Yes, if you take on risk.
We hear it everywhere and I have said it myself a number of times “e-commerce sales are soaring!” But more difficult to determine is the profitability of e-commerce operations. And even more difficult than profitability is the detailed cost-structure of e-commerce channels. According to Digital Commerce 360, Amazon accounts for 42 percent of e-commerce. And the competitive pressures from Amazon (the “Amazon effect”) are largely responsible for the level of service e-commerce consumers receive, and the difficulties other retailers are having in turning a profit from e-commerce.
Revenue, Growth, and….Profit?
Let’s start with Amazon. Unfortunately the behemoth of e-commerce doesn’t provide a financial breakdown of its e-commerce business, exclusive of its other revenue streams and costs. However, Amazon North America is primarily retail sales of consumer products, but includes subscription services as well. So I consider it a reasonable point of reference. Amazon NA achieved an operating income margin of 2.6% for 2021. If you allocate income tax provisions to Amazon NA in proportion to its percentage of corporate revenues, you arrive at a 1.6 percent profit margin. Not a magnificent maring. Of course, Amazon is investing heavily in its infrastructure and working toward market share gains, likely in detriment to earnings. But that is exactly my point. This focus by Amazon is exerting similar pressures on competitors. Nike’s 2020 earnings are another example of costly e-commerce operations’ impact on the bottom line. So what are the options available to competitors for achieving and maintaining e-commerce profitability?
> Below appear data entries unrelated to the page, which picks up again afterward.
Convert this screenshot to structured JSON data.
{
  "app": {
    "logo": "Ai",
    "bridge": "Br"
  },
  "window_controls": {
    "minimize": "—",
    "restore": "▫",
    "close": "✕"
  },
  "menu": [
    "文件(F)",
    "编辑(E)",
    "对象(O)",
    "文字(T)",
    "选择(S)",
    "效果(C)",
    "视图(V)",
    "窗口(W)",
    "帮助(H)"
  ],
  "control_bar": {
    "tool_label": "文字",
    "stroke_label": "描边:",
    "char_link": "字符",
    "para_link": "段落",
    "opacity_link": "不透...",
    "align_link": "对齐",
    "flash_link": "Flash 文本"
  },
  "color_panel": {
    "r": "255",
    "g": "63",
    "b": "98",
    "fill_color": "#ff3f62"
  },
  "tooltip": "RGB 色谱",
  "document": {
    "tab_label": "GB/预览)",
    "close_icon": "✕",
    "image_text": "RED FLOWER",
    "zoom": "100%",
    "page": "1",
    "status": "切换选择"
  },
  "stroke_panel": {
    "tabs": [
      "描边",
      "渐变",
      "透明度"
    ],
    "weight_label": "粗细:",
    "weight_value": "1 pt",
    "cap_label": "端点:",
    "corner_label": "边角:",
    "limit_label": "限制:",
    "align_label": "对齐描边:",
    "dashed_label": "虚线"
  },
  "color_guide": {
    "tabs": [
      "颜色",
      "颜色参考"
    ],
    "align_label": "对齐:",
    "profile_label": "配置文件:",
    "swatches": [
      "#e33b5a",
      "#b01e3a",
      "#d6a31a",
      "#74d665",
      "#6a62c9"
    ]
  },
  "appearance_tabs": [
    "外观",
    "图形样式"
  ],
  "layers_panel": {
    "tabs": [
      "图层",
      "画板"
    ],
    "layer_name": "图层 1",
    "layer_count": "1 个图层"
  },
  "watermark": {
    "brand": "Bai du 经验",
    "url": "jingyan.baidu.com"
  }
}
The Old “Price plus shipping & handling”
E-Commerce costs are widely understood at a high-level. Inventory storage costs are lower than brick-and-mortar. Online order processing is also extremely cost-effective. The high costs of ecommerce relate to the fulfillment of orders – namely warehouse handling and transportation costs. However, the path to ecommerce profitability in more nuanced as today’s competitive pressures restrict cost containment options. Transportation costs account for a large percentage of costs. As does reverse logistics (returns). These costs can be charged to customers – at the risk of losing customers due to uncompetitive pricing. Or they can be absorbed by the seller – greatly diminishing profits. My colleagues Chris and Steve focus on last-mile transportation. I will leave that topic of discussion to them. Instead, let’s address the other big expense – warehousing and fulfillment costs.
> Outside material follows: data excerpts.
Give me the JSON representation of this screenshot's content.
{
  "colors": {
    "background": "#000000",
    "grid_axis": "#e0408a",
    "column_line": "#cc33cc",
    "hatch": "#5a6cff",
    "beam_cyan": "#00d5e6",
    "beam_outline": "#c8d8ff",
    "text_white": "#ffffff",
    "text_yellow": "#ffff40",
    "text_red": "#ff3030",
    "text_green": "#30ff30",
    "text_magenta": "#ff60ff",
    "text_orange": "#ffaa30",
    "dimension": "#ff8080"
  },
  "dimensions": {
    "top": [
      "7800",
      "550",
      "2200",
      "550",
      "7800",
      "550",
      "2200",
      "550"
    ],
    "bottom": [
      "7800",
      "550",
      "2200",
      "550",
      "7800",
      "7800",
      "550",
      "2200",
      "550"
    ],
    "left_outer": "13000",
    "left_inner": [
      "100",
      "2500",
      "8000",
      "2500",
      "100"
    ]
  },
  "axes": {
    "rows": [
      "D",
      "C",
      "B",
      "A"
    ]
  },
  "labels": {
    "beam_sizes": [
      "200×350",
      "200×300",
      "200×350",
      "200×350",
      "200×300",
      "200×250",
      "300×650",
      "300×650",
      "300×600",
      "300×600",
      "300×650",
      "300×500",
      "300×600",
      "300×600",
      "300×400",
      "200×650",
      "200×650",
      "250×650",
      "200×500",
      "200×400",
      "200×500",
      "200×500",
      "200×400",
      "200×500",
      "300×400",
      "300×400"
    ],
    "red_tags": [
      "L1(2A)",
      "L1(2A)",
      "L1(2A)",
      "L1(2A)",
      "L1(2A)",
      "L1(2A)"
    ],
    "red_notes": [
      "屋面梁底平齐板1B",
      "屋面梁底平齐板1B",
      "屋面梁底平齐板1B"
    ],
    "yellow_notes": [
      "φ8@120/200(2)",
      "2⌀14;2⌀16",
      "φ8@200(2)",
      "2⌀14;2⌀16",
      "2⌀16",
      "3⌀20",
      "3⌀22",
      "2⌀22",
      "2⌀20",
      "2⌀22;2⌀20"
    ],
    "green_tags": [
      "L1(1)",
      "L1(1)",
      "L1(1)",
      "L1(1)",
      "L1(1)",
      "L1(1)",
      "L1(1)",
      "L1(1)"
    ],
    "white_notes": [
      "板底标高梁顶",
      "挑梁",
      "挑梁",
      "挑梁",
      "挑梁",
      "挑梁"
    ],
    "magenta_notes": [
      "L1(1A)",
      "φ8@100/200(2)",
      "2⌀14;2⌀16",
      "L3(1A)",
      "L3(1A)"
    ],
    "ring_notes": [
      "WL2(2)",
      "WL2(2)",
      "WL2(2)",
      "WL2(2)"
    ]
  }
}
Scalability and Capabilities
Warehouse automation investments provide increased throughput capabilities, operational stability, and the opportunity to reduce the variable costs of fulfillment. However, the higher fixed-costs come with risk. High volumes are necessary to pay down the fixed costs and achieve profitability. Even Amazon is subject to the two-sided effects of operational leverage. In fact, the following statement appeared in the Amazon Q4 2021 earnings transcript “Our results also include approximately $1 billion year-over-year negative impact from lower fixed cost leverage in our fulfillment network. Recall that we saw very high unit volumes for most of 2020 and the first half of 2021.” Large companies like Walmart, Amazon, and others have the financial resources to establish infrastructure and fixed assets to create scale and lower variable costs of fulfillment. Warehouse automation investment is certainly a long-term strategic decision that can establish competitive position and deliver profitability. However, if your organization doesn’t have the risk tolerance or capital, many of these above mentioned companies also offer fulfillment outsourcing services that provide smaller retailers the opportunity to utilize this existing capacity (at the same time assisting these larger vendors pay back their capital investments). Examples include the Shopify Fulfillment Network, Amazon Multi-Channel Fulfillment, and Zalando Fulfillment Solutions (Europe). 3PLs are also investing in automation, allowing customers to benefit from their scalability. GXO Logistics is taking its investment to the next level. Of course, a certain amount of upside potential is lost when one decides to utilize a third-party fulfillment provider. But that must be balanced with the risk of investment misalignment with long-term requirements. This is where flexible automation in the form of mobile robotics or other technologies offer increased value. The ability to address a wide range of throughput requirements reduces the risk of investment and increases the probability that the investment will align with changing needs.
Ultimately, it’s a matter of aligning fulfillment capabilities with the specific circumstances and requirements of the organization. There are many paths to success. But evaluating the proper technology for adoption is certainly a good place to start.